19/4/2019
Von Giorgos Christides
Die griechische Regierung will mit mehr Nachdruck Reparationszahlungen von Deutschland fordern. Nach SPIEGEL-Informationen aktiviert Athen dafür jetzt auch eine alte Drohung: die Beschlagnahmung von deutschem Eigentum.

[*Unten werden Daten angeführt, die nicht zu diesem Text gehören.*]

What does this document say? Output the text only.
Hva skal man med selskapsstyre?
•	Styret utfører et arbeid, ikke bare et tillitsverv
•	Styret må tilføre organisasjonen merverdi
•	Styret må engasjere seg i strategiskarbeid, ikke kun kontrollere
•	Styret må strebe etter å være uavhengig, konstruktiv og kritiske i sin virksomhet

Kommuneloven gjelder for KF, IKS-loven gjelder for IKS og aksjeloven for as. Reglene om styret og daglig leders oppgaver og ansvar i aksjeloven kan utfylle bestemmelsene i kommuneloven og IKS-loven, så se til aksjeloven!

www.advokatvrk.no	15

Der Mittwoch dieser Woche dürfte als historischer Tag in die Geschichte des griechischen Parlaments eingehen. Nach einer zwölf Stunden dauernden Debatte verabschiedeten die Abgeordneten den Bericht einer Kommission, die die durch Deutschland angerichteten Kriegsschäden akribisch aufgelistet hat. Demnach ergeben sich, inklusive der Zwangsdarlehen an die Nazis, Ansprüche der Griechen gegenüber Deutschland in Höhe von mehr als 300 Milliarden Euro.
Die deutschen Besatzer hatten von April 1941 bis September 1944 rund 300.000 griechische Staatsangehörige getötet und zahlreiche Massaker verübt, etwa in Lyngiades, Distomo, Kalavryta, Kandanos oder Viannos. 1942 musste die griechischen Zentralbank außerdem einen Zwangskredit gewähren, der damals auf knapp 500 Millionen Reichsmark beziffert wurde und heute mit Zinsen einige Milliarden Euro ausmachen würde.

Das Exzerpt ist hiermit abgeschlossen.